POUR UNE REPUBLIQUE MIEUX REPUBLICAINE

Publié le par Jean-Pierre Biondi

J' ai grandi parmi des républicains fervents, tant du côté maternel que paternel. A la maison, le régime ne se discutait pas : il était la voie offerte, grâce à l' Ecole laïque, à la promotion du Citoyen. ll incarnait le Progrès.

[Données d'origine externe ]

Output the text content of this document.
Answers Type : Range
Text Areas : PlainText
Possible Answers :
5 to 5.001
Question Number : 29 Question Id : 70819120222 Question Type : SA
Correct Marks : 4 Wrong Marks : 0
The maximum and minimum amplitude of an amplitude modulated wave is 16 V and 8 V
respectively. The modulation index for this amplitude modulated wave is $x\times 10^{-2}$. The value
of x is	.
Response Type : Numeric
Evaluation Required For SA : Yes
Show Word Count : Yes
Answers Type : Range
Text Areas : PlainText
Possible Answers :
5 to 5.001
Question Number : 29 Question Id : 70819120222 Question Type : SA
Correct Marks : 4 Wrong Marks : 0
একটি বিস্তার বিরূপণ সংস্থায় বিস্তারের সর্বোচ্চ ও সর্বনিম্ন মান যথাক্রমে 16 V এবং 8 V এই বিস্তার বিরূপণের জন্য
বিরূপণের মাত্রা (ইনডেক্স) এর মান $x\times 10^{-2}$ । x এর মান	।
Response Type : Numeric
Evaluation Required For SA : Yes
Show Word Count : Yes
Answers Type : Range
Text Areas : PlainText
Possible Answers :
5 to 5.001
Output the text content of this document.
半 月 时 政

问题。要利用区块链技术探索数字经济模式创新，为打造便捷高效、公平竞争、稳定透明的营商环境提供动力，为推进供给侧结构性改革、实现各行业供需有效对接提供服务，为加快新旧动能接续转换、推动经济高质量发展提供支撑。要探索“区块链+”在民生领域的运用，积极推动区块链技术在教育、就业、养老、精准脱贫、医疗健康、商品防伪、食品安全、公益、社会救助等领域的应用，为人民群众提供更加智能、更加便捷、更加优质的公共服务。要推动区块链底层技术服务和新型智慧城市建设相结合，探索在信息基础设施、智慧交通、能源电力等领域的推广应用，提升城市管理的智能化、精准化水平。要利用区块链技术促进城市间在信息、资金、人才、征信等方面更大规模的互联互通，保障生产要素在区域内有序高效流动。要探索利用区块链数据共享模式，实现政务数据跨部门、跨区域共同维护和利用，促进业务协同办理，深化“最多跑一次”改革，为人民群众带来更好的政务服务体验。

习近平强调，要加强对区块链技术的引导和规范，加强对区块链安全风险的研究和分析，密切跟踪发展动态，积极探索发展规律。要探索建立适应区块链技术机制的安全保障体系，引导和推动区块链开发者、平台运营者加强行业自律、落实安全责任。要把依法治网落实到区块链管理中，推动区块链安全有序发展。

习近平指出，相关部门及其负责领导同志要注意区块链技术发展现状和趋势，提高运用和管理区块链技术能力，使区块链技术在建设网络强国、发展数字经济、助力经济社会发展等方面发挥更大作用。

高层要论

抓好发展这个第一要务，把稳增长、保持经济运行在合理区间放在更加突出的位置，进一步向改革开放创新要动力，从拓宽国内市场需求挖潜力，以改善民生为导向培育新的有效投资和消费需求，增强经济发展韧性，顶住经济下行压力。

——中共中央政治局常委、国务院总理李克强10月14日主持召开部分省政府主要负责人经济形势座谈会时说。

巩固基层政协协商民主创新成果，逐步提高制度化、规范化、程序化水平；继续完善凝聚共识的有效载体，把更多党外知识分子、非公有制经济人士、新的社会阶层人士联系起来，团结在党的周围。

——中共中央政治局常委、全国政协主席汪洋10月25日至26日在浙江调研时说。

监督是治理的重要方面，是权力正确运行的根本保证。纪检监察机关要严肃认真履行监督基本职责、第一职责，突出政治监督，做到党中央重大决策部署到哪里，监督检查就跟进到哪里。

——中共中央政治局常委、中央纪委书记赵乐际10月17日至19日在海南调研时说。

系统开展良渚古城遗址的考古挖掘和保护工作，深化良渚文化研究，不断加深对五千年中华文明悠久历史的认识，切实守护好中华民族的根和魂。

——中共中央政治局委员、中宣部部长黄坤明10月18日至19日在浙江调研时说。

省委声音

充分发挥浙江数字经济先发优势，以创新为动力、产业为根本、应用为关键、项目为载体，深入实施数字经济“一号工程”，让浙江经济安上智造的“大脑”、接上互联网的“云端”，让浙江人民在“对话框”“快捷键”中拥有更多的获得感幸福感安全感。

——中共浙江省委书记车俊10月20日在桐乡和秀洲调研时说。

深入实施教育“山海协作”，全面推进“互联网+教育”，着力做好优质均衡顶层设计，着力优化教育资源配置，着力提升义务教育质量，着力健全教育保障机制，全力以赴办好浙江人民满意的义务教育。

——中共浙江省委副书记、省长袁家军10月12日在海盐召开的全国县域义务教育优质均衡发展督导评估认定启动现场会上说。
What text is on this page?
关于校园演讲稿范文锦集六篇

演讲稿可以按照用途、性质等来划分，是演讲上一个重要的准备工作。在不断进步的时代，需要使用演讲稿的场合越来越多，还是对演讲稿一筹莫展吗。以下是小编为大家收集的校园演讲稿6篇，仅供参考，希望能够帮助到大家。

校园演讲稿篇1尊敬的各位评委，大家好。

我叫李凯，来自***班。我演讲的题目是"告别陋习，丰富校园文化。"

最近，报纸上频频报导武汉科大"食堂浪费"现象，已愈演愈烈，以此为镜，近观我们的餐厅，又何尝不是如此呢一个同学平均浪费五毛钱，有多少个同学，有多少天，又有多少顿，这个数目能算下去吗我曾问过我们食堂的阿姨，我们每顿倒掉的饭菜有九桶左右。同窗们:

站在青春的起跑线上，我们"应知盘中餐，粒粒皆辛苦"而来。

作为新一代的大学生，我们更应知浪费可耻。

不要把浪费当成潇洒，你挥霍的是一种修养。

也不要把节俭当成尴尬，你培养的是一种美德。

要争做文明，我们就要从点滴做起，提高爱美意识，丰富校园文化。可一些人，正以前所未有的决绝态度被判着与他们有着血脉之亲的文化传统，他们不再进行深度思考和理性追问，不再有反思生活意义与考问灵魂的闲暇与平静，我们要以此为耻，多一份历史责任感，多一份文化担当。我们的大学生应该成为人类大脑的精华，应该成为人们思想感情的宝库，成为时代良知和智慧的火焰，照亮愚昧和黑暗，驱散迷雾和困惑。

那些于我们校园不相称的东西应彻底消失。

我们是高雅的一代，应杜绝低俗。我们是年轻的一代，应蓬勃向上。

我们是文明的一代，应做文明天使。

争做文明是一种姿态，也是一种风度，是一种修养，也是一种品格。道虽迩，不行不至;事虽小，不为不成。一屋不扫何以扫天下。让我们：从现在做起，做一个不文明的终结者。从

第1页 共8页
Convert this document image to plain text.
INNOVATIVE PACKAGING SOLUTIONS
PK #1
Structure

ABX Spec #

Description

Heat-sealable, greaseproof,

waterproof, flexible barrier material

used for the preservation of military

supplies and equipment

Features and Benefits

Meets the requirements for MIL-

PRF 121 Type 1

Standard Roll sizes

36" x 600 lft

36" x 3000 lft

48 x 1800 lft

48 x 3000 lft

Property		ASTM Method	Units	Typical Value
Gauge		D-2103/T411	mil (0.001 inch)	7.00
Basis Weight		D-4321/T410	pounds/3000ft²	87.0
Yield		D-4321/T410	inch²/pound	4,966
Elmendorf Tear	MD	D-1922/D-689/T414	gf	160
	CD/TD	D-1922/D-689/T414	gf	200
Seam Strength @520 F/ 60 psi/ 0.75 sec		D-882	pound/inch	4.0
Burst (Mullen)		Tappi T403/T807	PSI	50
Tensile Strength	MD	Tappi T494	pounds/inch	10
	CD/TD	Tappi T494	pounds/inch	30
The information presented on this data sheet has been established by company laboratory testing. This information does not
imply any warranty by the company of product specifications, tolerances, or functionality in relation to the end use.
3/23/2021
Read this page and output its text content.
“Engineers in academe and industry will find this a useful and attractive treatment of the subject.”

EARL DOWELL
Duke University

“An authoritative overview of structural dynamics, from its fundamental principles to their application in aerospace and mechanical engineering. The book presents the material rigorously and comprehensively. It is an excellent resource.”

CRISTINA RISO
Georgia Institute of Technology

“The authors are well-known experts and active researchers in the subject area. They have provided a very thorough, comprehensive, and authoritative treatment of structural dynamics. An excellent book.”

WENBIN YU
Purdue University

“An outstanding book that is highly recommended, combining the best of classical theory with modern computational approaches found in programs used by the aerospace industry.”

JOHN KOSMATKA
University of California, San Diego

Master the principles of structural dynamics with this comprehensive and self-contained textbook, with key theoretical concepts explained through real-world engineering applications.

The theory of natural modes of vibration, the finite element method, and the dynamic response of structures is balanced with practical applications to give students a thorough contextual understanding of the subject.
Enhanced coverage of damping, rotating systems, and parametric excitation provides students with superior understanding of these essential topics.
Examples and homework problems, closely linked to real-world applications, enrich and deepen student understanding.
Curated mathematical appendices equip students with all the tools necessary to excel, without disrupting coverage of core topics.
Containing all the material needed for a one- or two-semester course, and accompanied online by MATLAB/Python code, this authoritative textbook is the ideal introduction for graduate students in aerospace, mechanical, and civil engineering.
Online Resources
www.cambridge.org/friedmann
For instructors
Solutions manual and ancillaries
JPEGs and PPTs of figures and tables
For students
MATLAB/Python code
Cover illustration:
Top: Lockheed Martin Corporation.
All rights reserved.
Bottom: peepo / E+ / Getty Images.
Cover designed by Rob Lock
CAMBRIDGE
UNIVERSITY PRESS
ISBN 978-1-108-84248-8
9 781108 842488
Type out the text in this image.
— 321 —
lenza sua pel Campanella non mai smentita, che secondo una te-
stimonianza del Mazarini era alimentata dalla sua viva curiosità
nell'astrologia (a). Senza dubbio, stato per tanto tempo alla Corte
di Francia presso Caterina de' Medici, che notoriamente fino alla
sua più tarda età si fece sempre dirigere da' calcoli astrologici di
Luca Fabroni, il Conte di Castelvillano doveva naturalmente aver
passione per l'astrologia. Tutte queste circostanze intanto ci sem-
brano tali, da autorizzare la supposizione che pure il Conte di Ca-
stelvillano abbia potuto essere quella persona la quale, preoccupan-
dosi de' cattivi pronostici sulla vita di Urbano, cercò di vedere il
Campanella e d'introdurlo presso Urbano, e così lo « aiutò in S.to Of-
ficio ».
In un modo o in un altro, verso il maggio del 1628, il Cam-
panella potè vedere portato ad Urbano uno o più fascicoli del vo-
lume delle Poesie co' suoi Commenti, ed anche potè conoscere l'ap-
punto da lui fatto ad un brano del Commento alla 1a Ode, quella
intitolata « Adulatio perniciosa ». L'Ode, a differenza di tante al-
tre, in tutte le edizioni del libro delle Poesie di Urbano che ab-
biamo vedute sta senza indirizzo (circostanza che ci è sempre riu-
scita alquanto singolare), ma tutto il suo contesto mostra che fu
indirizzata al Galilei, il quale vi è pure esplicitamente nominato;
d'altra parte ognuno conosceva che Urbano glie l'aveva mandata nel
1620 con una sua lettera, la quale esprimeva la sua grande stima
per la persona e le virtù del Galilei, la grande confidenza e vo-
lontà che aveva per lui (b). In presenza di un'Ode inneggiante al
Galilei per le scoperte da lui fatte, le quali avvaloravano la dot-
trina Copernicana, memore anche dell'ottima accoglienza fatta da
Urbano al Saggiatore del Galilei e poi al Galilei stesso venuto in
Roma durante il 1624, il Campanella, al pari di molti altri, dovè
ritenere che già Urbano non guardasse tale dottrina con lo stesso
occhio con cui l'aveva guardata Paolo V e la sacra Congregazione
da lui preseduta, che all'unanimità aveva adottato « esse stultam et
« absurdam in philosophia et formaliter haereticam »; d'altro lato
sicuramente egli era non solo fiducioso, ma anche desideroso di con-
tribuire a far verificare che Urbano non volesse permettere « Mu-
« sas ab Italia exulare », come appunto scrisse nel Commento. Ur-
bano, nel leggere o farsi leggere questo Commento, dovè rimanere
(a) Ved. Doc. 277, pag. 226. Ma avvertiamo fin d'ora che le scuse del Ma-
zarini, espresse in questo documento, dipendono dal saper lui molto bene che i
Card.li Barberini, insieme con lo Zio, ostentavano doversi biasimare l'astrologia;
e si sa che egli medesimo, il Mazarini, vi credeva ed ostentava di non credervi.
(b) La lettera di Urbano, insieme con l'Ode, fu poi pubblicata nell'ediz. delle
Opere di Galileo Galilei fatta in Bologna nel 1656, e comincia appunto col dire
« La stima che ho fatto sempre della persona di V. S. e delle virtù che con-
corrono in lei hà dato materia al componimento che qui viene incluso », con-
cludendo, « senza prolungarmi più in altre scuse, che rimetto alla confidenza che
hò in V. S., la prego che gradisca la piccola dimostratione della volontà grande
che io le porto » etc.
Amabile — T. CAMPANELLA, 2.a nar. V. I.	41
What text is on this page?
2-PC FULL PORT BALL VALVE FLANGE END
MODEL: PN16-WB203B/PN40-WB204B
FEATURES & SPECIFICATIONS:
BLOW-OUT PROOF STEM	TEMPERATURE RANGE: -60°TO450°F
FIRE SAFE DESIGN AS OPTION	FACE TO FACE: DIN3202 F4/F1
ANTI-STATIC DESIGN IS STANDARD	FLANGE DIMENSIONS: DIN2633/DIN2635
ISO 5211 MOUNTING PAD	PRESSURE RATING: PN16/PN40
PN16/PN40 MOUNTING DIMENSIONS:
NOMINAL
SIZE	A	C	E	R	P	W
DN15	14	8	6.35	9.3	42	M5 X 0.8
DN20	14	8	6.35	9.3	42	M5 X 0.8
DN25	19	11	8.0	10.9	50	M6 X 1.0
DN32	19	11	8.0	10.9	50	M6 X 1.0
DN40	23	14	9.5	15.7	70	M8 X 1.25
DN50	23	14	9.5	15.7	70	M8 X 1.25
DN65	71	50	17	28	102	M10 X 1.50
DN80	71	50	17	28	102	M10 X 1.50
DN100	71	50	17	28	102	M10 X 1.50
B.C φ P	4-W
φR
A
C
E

Ma grand-mère m' a enseigné, dès mon plus jeune âge, le martyrologe des héros-enfants de la Geste historique : Joseph Bara (14 ans), le tambour immortalisé par le tableau de David, Joseph-Agricol Viala (13 ans), célébré dans "Le chant du départ" puis par Victor Hugo (" L' année terrible"), Pierre Bayle (11 ans), autre tambour, tombé, celui-la , dans les rangs de l' Armée du général Dugommier. Légendes d' une épopée un peu délavée. Médaillons d' une Institution devenue le cri de ralliement des discours électoraux de droite comme de gauche: " Vive la République et vive la France! ".

Fille de paysans, ma grand-mère gardait la certitude que la fin de l' illettrisme réglerait la question sociale. L' ivresse révolutionnaire était dissipée. Restauration, Second Empire, Vichy, Algérie, passons. On retient plutôt de Marianne le sage profil de nurse veillant sur le pays sous un amas de dorures soigneusement entretenues, et conviant désormais, une fois l' an, les Français d' en bas à faire la queue pour admirer leur propre patrimoine, ordinairement réservé à la poignée de privilégiés qu' ils élisent en ronchonnant. 

Simplement, le coût de notre bonne Fée est hors norme. L' équivalent, insinue la Cour des Comptes, de celui de la Couronne britannique. La France serait-elle une république monarchiste qui s' ignore? On s' interroge. On a coupé la tête de Louis XVI, mais on ne s' est pas défait du souvenir grandiose du Roi Soleil. Ainsi avons-nous pu voir défiler, depuis un demi siècle, sous nos yeux nostalgiques, un faux aristo, un prince se disant socialiste et mystique, un roi fainéant nobelisable et deux petits marquis à talons rouges, avant d' essayer Jupiter en personne. Les Français, en tout cas certains d' entre eux, n' ont pas, pour autant, l' air ravi.

Chère et vieille République,                                                                                                              Tu cherches des économies. Bruxelles t' épie. Tes jeunes sont chômeurs. Tes industries ont le hoquet. Tes paysans gémissent. Le maintien de ton séculaire décorum vaut fortune. Puisqu' après tout, l' Etat "c' est nous", supprime, par exemple, ton Sénat, dont chacun sait bien qu' il ne sert, comme cent autres sinécures, qu' à recaser de vieux copains et copines. Mets la résidence versaillaise de "La Lanterne" en location à la semaine. Réduis le nombre et le prix des "missions d' étude" de tes ministres et hauts fonctionnaires. Négocie avec Trump l' usage des Champs-Elysée pour la Fête nationale américaine. Vends le fort de Brégançon par appartement. Il y a encore largement de quoi gratter. Prends exemple sur la chancelière d' Allemagne et les rois -oui, les rois- de Scandinavie. Ils ne manquent pas d' argent de poche, eux. C' est ton anachronique folie des grandeurs qui gâche la soirée. 

En un mot, avoue que ta République pourrait être républicaine autrement. Moins oligarchique, moins gaspilleuse d' argent public et plus généreuse avec les sans-culottes, moins salonnarde et plus attentive aux mal logés, moins contente de toi, même si personne ne se déclare antirépublicain. 

" Vive la République ! " aurait de toute façon conclu ma grand-mère.